There was major progress in the United States last week: The pioneering Demetre Daskalakis, MD, MPH, assistant commissioner at the Bureau of HIV/AIDS Prevention and Control at New York City’s health department, became the first public official in the country to officially endorse “negligible risk” when he endorsed PAC’s Undetectable Primer/Consensus Statement along with other globally recognized experts on this topic from the United States, Australia, Switzerland and Denmark (including Myron Cohen, MD; Andrew Grulich, PhD; Jens Lundgren, MD, DMSc; and the aforementioned Vermazza). Many of PAC’s community partners will be shifting to similar messaging in the coming months.
Why is the PARTNER study so important to your messaging? Other studies such as the HPTN 052 study have also proved that treatment is prevention.
PARTNER is the largest study to include extensive data on both vaginal and anal sex without condoms. It also included anal sex among the heterosexual couples, not just the MSMs. Another critical finding in PARTNER is that having a sexually transmitted infection (STI) or likely viral blip did not affect risk, which is also a finding of the Canadian consensus statement in the context of criminal law—signed by more than 70 HIV specialists and the largest infectious disease association in Canada.
Our discussion brings up the differing roles of researchers, reporters and activists. Speaking for myself, I’m not comfortable telling a reader, “Hey, these results mean you have no risk and should harbor zero fears of HIV being transmitted from an undetectable person.” But I am comfortable including that perspective from a respectable source or trying to put the level of risk in a context the readers can better understand.

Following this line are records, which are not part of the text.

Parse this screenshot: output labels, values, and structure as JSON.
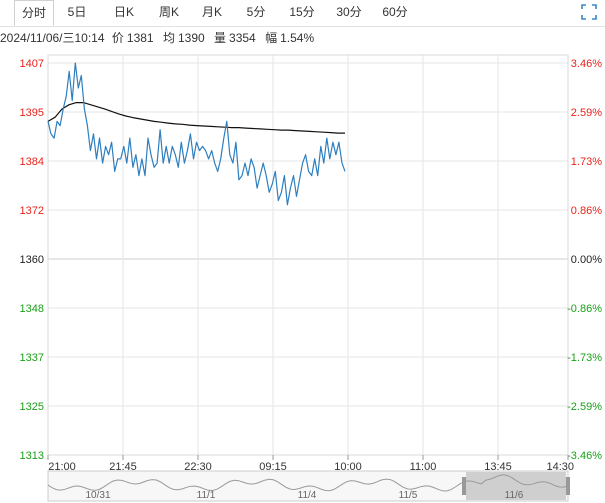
{
  "tabs": [
    {
      "label": "分时",
      "active": true
    },
    {
      "label": "5日"
    },
    {
      "label": "日K"
    },
    {
      "label": "周K"
    },
    {
      "label": "月K"
    },
    {
      "label": "5分"
    },
    {
      "label": "15分"
    },
    {
      "label": "30分"
    },
    {
      "label": "60分"
    }
  ],
  "fullscreen_icon": "fullscreen-icon",
  "info": {
    "datetime": "2024/11/06/三10:14",
    "price_label": "价",
    "price": "1381",
    "avg_label": "均",
    "avg": "1390",
    "volume_label": "量",
    "volume": "3354",
    "change_label": "幅",
    "change": "1.54%"
  },
  "colors": {
    "up": "#e8231b",
    "down": "#1aa01a",
    "neutral": "#222222",
    "price_line": "#2e7fbf",
    "avg_line": "#111111",
    "grid": "#e6e6e6"
  },
  "chart_data": {
    "type": "line",
    "x_ticks": [
      "21:00",
      "21:45",
      "22:30",
      "09:15",
      "10:00",
      "11:00",
      "13:45",
      "14:30"
    ],
    "y_ticks_left": [
      "1407",
      "1395",
      "1384",
      "1372",
      "1360",
      "1348",
      "1337",
      "1325",
      "1313"
    ],
    "y_ticks_right": [
      "3.46%",
      "2.59%",
      "1.73%",
      "0.86%",
      "0.00%",
      "-0.86%",
      "-1.73%",
      "-2.59%",
      "-3.46%"
    ],
    "ylim": [
      1313,
      1407
    ],
    "baseline": 1360,
    "grid": true,
    "series": [
      {
        "values": [
          1393,
          1390,
          1389,
          1393,
          1392,
          1396,
          1399,
          1405,
          1398,
          1407,
          1401,
          1404,
          1396,
          1392,
          1386,
          1390,
          1384,
          1389,
          1383,
          1387,
          1385,
          1388,
          1381,
          1384,
          1384,
          1387,
          1383,
          1389,
          1382,
          1385,
          1380,
          1384,
          1380,
          1389,
          1385,
          1382,
          1383,
          1391,
          1383,
          1387,
          1383,
          1387,
          1385,
          1382,
          1388,
          1383,
          1386,
          1390,
          1384,
          1388,
          1386,
          1387,
          1386,
          1384,
          1386,
          1383,
          1381,
          1384,
          1389,
          1393,
          1385,
          1383,
          1388,
          1379,
          1380,
          1383,
          1380,
          1384,
          1382,
          1377,
          1380,
          1383,
          1380,
          1376,
          1378,
          1381,
          1374,
          1376,
          1380,
          1373,
          1377,
          1380,
          1375,
          1379,
          1383,
          1385,
          1381,
          1380,
          1384,
          1380,
          1387,
          1383,
          1389,
          1384,
          1388,
          1385,
          1388,
          1383,
          1381
        ]
      },
      {
        "values": [
          1393,
          1394,
          1396,
          1397,
          1397.5,
          1397.5,
          1397,
          1396.5,
          1396,
          1395.4,
          1394.8,
          1394.3,
          1393.9,
          1393.6,
          1393.3,
          1393,
          1392.8,
          1392.6,
          1392.4,
          1392.3,
          1392.1,
          1392,
          1391.9,
          1391.8,
          1391.7,
          1391.6,
          1391.5,
          1391.5,
          1391.4,
          1391.3,
          1391.2,
          1391.1,
          1391,
          1390.9,
          1390.9,
          1390.8,
          1390.7,
          1390.6,
          1390.5,
          1390.4,
          1390.3,
          1390.2,
          1390.2
        ]
      }
    ]
  },
  "x_ticks": [
    "21:00",
    "21:45",
    "22:30",
    "09:15",
    "10:00",
    "11:00",
    "13:45",
    "14:30"
  ],
  "y_ticks_left": [
    "1407",
    "1395",
    "1384",
    "1372",
    "1360",
    "1348",
    "1337",
    "1325",
    "1313"
  ],
  "y_ticks_right": [
    "3.46%",
    "2.59%",
    "1.73%",
    "0.86%",
    "0.00%",
    "-0.86%",
    "-1.73%",
    "-2.59%",
    "-3.46%"
  ],
  "navigator": {
    "labels": [
      "10/31",
      "11/1",
      "11/4",
      "11/5",
      "11/6"
    ]
  }
}
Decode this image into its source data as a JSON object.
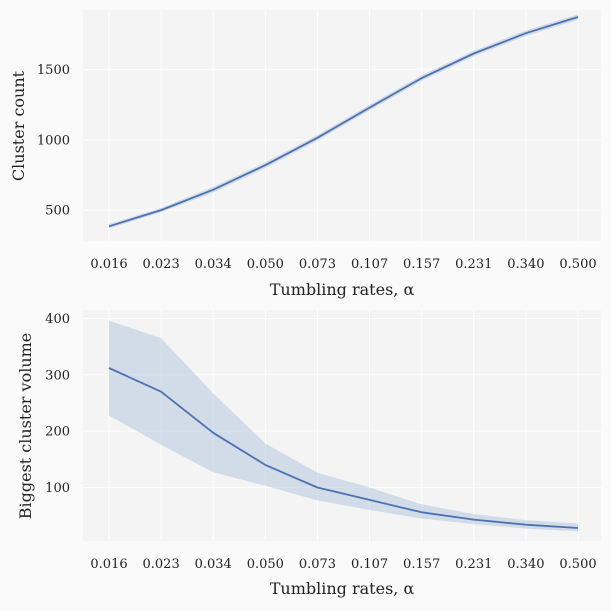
{
  "colors": {
    "line": "#4c72b0",
    "band": "#b7c6df",
    "panel_bg": "#f4f4f4",
    "grid": "#ffffff",
    "text": "#222222"
  },
  "chart_data": [
    {
      "type": "line",
      "categories": [
        "0.016",
        "0.023",
        "0.034",
        "0.050",
        "0.073",
        "0.107",
        "0.157",
        "0.231",
        "0.340",
        "0.500"
      ],
      "xlabel": "Tumbling rates, α",
      "ylabel": "Cluster count",
      "ylim": [
        280,
        1925
      ],
      "yticks": [
        "500",
        "1000",
        "1500"
      ],
      "grid": true,
      "series": [
        {
          "values": [
            385,
            500,
            645,
            820,
            1015,
            1230,
            1440,
            1615,
            1760,
            1875
          ],
          "lower": [
            370,
            485,
            625,
            800,
            995,
            1210,
            1420,
            1595,
            1740,
            1855
          ],
          "upper": [
            400,
            515,
            665,
            840,
            1035,
            1250,
            1460,
            1635,
            1780,
            1895
          ]
        }
      ]
    },
    {
      "type": "line",
      "categories": [
        "0.016",
        "0.023",
        "0.034",
        "0.050",
        "0.073",
        "0.107",
        "0.157",
        "0.231",
        "0.340",
        "0.500"
      ],
      "xlabel": "Tumbling rates, α",
      "ylabel": "Biggest cluster volume",
      "ylim": [
        5,
        415
      ],
      "yticks": [
        "100",
        "200",
        "300",
        "400"
      ],
      "grid": true,
      "series": [
        {
          "values": [
            312,
            270,
            197,
            140,
            100,
            78,
            56,
            43,
            34,
            28
          ],
          "lower": [
            228,
            176,
            127,
            103,
            77,
            60,
            45,
            35,
            27,
            22
          ],
          "upper": [
            396,
            365,
            267,
            178,
            126,
            100,
            70,
            53,
            42,
            36
          ]
        }
      ]
    }
  ]
}
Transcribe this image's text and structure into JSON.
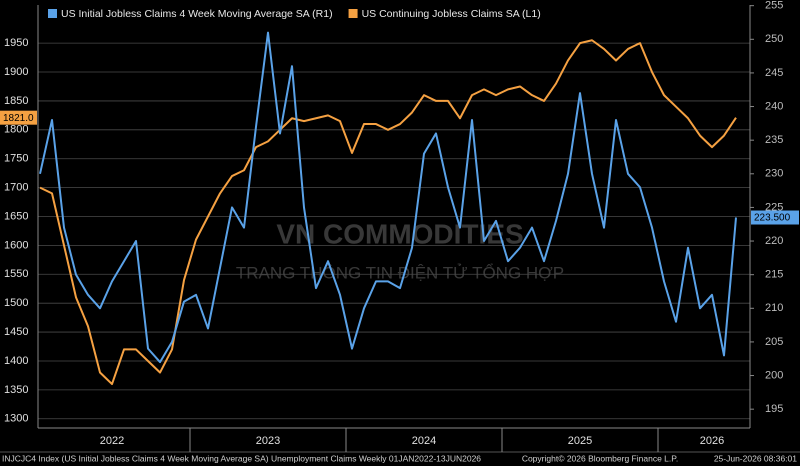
{
  "chart_data": {
    "type": "line",
    "annotations": [
      "VN COMMODITIES",
      "TRANG THÔNG TIN ĐIỆN TỬ TỔNG HỢP"
    ],
    "footer": {
      "left": "INJCJC4 Index (US Initial Jobless Claims 4 Week Moving Average SA) Unemployment Claims Weekly 01JAN2022-13JUN2026",
      "center": "Copyright© 2026 Bloomberg Finance L.P.",
      "right": "25-Jun-2026 08:36:01"
    },
    "categories": [
      null,
      null,
      null,
      null,
      null,
      null,
      "2022",
      null,
      null,
      null,
      null,
      null,
      null,
      null,
      null,
      null,
      null,
      null,
      null,
      "2023",
      null,
      null,
      null,
      null,
      null,
      null,
      null,
      null,
      null,
      null,
      null,
      null,
      "2024",
      null,
      null,
      null,
      null,
      null,
      null,
      null,
      null,
      null,
      null,
      null,
      null,
      "2025",
      null,
      null,
      null,
      null,
      null,
      null,
      null,
      null,
      null,
      null,
      "2026",
      null,
      null
    ],
    "series": [
      {
        "name": "US Continuing Jobless Claims SA (L1)",
        "color": "#f5a142",
        "axis": "y",
        "values": [
          1700,
          1690,
          1600,
          1510,
          1460,
          1380,
          1360,
          1420,
          1420,
          1400,
          1380,
          1420,
          1540,
          1610,
          1650,
          1690,
          1720,
          1730,
          1770,
          1780,
          1800,
          1820,
          1815,
          1820,
          1825,
          1815,
          1760,
          1810,
          1810,
          1800,
          1810,
          1830,
          1860,
          1850,
          1850,
          1820,
          1860,
          1870,
          1860,
          1870,
          1875,
          1860,
          1850,
          1880,
          1920,
          1950,
          1955,
          1940,
          1920,
          1940,
          1950,
          1900,
          1860,
          1840,
          1820,
          1790,
          1770,
          1790,
          1821
        ],
        "last_label": "1821.0"
      },
      {
        "name": "US Initial Jobless Claims 4 Week Moving Average SA (R1)",
        "color": "#5aa2e8",
        "axis": "y2",
        "values": [
          230,
          238,
          222,
          215,
          212,
          210,
          214,
          217,
          220,
          204,
          202,
          205,
          211,
          212,
          207,
          216,
          225,
          222,
          237,
          251,
          236,
          246,
          225,
          213,
          217,
          212,
          204,
          210,
          214,
          214,
          213,
          219,
          233,
          236,
          228,
          222,
          238,
          220,
          223,
          217,
          219,
          222,
          217,
          223,
          230,
          242,
          230,
          222,
          238,
          230,
          228,
          222,
          214,
          208,
          219,
          210,
          212,
          203,
          223.5
        ],
        "last_label": "223.500"
      }
    ],
    "ylim": [
      1284,
      2016
    ],
    "yticks": [
      1300,
      1350,
      1400,
      1450,
      1500,
      1550,
      1600,
      1650,
      1700,
      1750,
      1800,
      1850,
      1900,
      1950
    ],
    "y2lim": [
      192.2,
      255.1
    ],
    "y2ticks": [
      195,
      200,
      205,
      210,
      215,
      220,
      225,
      230,
      235,
      240,
      245,
      250,
      255
    ],
    "grid": true
  }
}
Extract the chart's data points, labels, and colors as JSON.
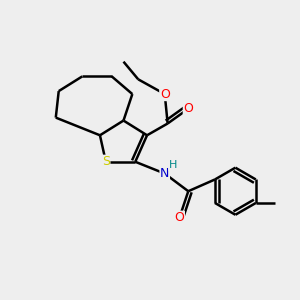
{
  "background_color": "#eeeeee",
  "atom_colors": {
    "S": "#cccc00",
    "O": "#ff0000",
    "N": "#0000cc",
    "H": "#008888",
    "C": "#000000"
  },
  "bond_color": "#000000",
  "bond_width": 1.8,
  "figsize": [
    3.0,
    3.0
  ],
  "dpi": 100
}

I feel the same way. Neither of us is in the position to make a judgment about another person’s comfort and level of acceptable risk. Prevention Access Campaign points to and aggregates the studies and builds consensus among the top researchers so people can make informed decisions as to what makes sense for them. And we can help point out certain studies, decisions or opinions that may not be driven by science but by other factors. A large part of our role is to investigate and break through the politics, stigma and phobias that interfere with free flow of information.
While this isn’t in the study, it’s important to point out a few things:
- Depending on the drugs employed it may take as long as six months for the viral load to become undetectable.
- Staying undetectable requires excellent adherence to treatment.
- Having an undetectable viral load prevents only HIV, not other STIs or pregnancy. Condoms protect against HIV as well as other STIs and pregnancy.
- Many people with HIV may not be in a position to reach undetectable because of various challenges related to access to treatment (for example, poor health care systems, poverty, denial, stigma, discrimination, criminalization) or antiretroviral toxicities, or they may not be ready or willing to start treatment. There are many barriers to testing, treatment and long-term adherence outside the control of people living with and vulnerable to HIV that must be addressed.
Finally, PARTNER is part of a substantial and growing body of real-world and clinical evidence that is proving that while HIV is not always transmitted even with a detectable viral load, when a person living with HIV is on meds and has an undetectable viral load, this both protects his or her own health and prevents new HIV infections.